- The Washington Times - Monday, August 13, 2007

President Bush has issued veto threats against 48 bills since Democrats took charge of Congress eight months ago, in stark contrast to the eight such threats all last year when Republicans controlled Capitol Hill.

Among the most prominent of his threats are Mr. Bush’s promise to veto nine of the 12 congressional spending bills, because they cost a combined $22 billion more than what he requested in the federal budget.

The showdown over spending with Democrats is part of the Bush administration’s strategy to shore up support among the GOP base and to help the Republican Party try to regain momentum after losing both houses of Congress last fall.

Mr. Bush is trying to reclaim the mantle of fiscal responsibility for Republicans. While congressional Republicans may desert him on other issues, limiting public spending has broad appeal,” said John Fortier, research fellow at the American Enterprise Institute.

Mary Matalin, a former adviser to the president, said “conservatives’ raison d’etre is lower spending.”

She noted that as the federal deficit continues to shrink and progress is reported from the president’s troop surge in Iraq, those things are “juxtaposed with the Democrats’ lack of progress on anything.”

Mr. Bush may have begun to reap benefits from his strategy this week, as his approval rating inched up for the first time in months.

Democrats, however, said the veto threats are a transparent political strategy that shows that the Bush administration is “hemorrhaging.”

“The old rule of politics applies here: Any time you’re trying to solidify your base means you’ve got bigger problems than anybody imagined,” said Jim Manley, spokesman for Senate Majority Leader Harry Reid, Nevada Democrat.

Mr. Manley said that despite the administration’s arguments to the contrary, Mr. Bush’s objection to Democratic spending bills is an artificial conflict.

“In a trillion-dollar economy, [$22 billion] really doesn’t amount to much,” Mr. Manley said, adding that the differences “could be negotiated.”

Nadeam Elshami, spokesman for House Speaker Nancy Pelosi, California Democrat, said Mr. Bush’s veto threats were “laughable coming from a president who spends $10 billion a month on the war in Iraq.”

Many Republicans wish Mr. Bush exercised his veto authority more often instead of allowing a Republican-controlled Congress to spend its way out of power.

“If only he had brought out the veto pen a few more times in the past,” said one aide to a ranking House Republican.
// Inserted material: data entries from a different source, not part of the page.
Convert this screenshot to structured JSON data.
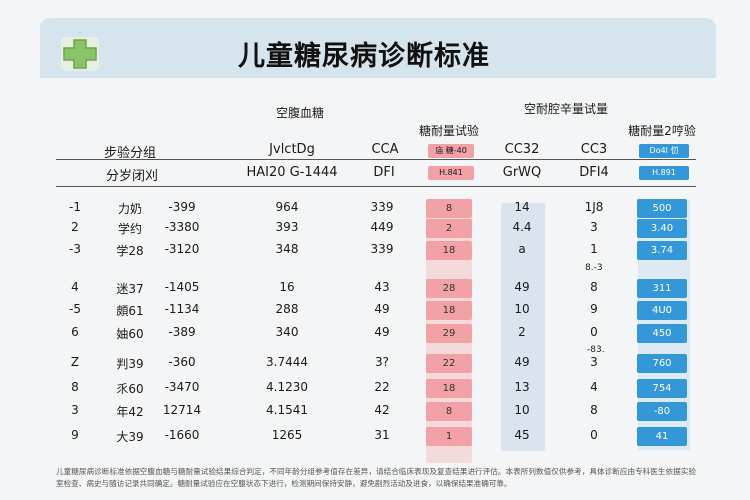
{
  "title": "儿童糖尿病诊断标准",
  "logo": {
    "icon": "medical-cross-icon",
    "color": "#8cc46a"
  },
  "headers": {
    "fasting": "空腹血糖",
    "tolerance_right": "空耐腔辛量试量",
    "tolerance_test": "糖耐量试验",
    "tolerance_2h": "糖耐量2哼验",
    "step_group": "步验分组",
    "sub_group": "分岁闭刈",
    "fasting_sub1": "JvlctDg",
    "fasting_sub2": "HAI20 G-1444",
    "c5_sub1": "CCA",
    "c5_sub2": "DFI",
    "pink_top": "庙 糖-40",
    "pink_sub": "H.841",
    "c7_sub1": "CC32",
    "c7_sub2": "GrWQ",
    "c8_sub1": "CC3",
    "c8_sub2": "DFI4",
    "blue_top": "Do4l 忉",
    "blue_sub": "H.891"
  },
  "colors": {
    "pink": "#f2a1a6",
    "pink_col": "#f6c3c6",
    "lightblue_col": "#d9e4ee",
    "blue": "#3497d8",
    "blue_col": "#3a9bdb"
  },
  "rows": [
    {
      "num": "-1",
      "name": "力奶",
      "code": "-399",
      "c4": "964",
      "c5": "339",
      "c6": "8",
      "c7": "14",
      "c8": "1J8",
      "c9": "500"
    },
    {
      "num": "2",
      "name": "学约",
      "code": "-3380",
      "c4": "393",
      "c5": "449",
      "c6": "2",
      "c7": "4.4",
      "c8": "3",
      "c9": "3.40"
    },
    {
      "num": "-3",
      "name": "学28",
      "code": "-3120",
      "c4": "348",
      "c5": "339",
      "c6": "18",
      "c7": "a",
      "c8": "1",
      "c9": "3.74"
    },
    {
      "num": "4",
      "name": "迷37",
      "code": "-1405",
      "c4": "16",
      "c5": "43",
      "c6": "28",
      "c7": "49",
      "c8": "8",
      "c9": "311"
    },
    {
      "num": "-5",
      "name": "頗61",
      "code": "-1134",
      "c4": "288",
      "c5": "49",
      "c6": "18",
      "c7": "10",
      "c8": "9",
      "c9": "4U0"
    },
    {
      "num": "6",
      "name": "妯60",
      "code": "-389",
      "c4": "340",
      "c5": "49",
      "c6": "29",
      "c7": "2",
      "c8": "0",
      "c9": "450"
    },
    {
      "num": "Z",
      "name": "判39",
      "code": "-360",
      "c4": "3.7444",
      "c5": "3?",
      "c6": "22",
      "c7": "49",
      "c8": "3",
      "c9": "760"
    },
    {
      "num": "8",
      "name": "乑60",
      "code": "-3470",
      "c4": "4.1230",
      "c5": "22",
      "c6": "18",
      "c7": "13",
      "c8": "4",
      "c9": "754"
    },
    {
      "num": "3",
      "name": "年42",
      "code": "12714",
      "c4": "4.1541",
      "c5": "42",
      "c6": "8",
      "c7": "10",
      "c8": "8",
      "c9": "-80"
    },
    {
      "num": "9",
      "name": "大39",
      "code": "-1660",
      "c4": "1265",
      "c5": "31",
      "c6": "1",
      "c7": "45",
      "c8": "0",
      "c9": "41"
    }
  ],
  "extras": {
    "note_a": "8.-3",
    "note_b": "-83."
  },
  "footer": "儿童糖尿病诊断标准依据空腹血糖与糖耐量试验结果综合判定，不同年龄分组参考值存在差异，请结合临床表现及复查结果进行评估。本表所列数值仅供参考，具体诊断应由专科医生依据实验室检查、病史与随访记录共同确定。糖耐量试验应在空腹状态下进行，检测期间保持安静，避免剧烈活动及进食，以确保结果准确可靠。"
}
Mr. Bush used his veto power sparingly during his more than 6½ years in office. His first veto did not come until last summer, when he rejected a law to expand federal funding for embryonic stem-cell research. Mr. Bush vetoed two more bills this year, sending back a war-funding bill with a timeline for withdrawal of troops from Iraq, and again rejecting the funding of embryonic stem-cell research.

Since Grover Cleveland’s veto-heavy first term, which began in 1885 and resulted in 414 vetoes, the only president to have vetoed a single-digit number of bills was Warren G. Harding, who vetoed six bills in his 27 months in office before his 1923 death.

Presidents from George Washington to Bill Clinton have vetoed 2,550 bills, and only 106 of them were overridden by Congress, according to the Congressional Research Service. None of Mr. Bush’s three vetoes has been overridden. Franklin D. Roosevelt holds the record for most vetoes issued, rejecting 635 bills in his 12 years in office. Congress overrode nine of those vetoes.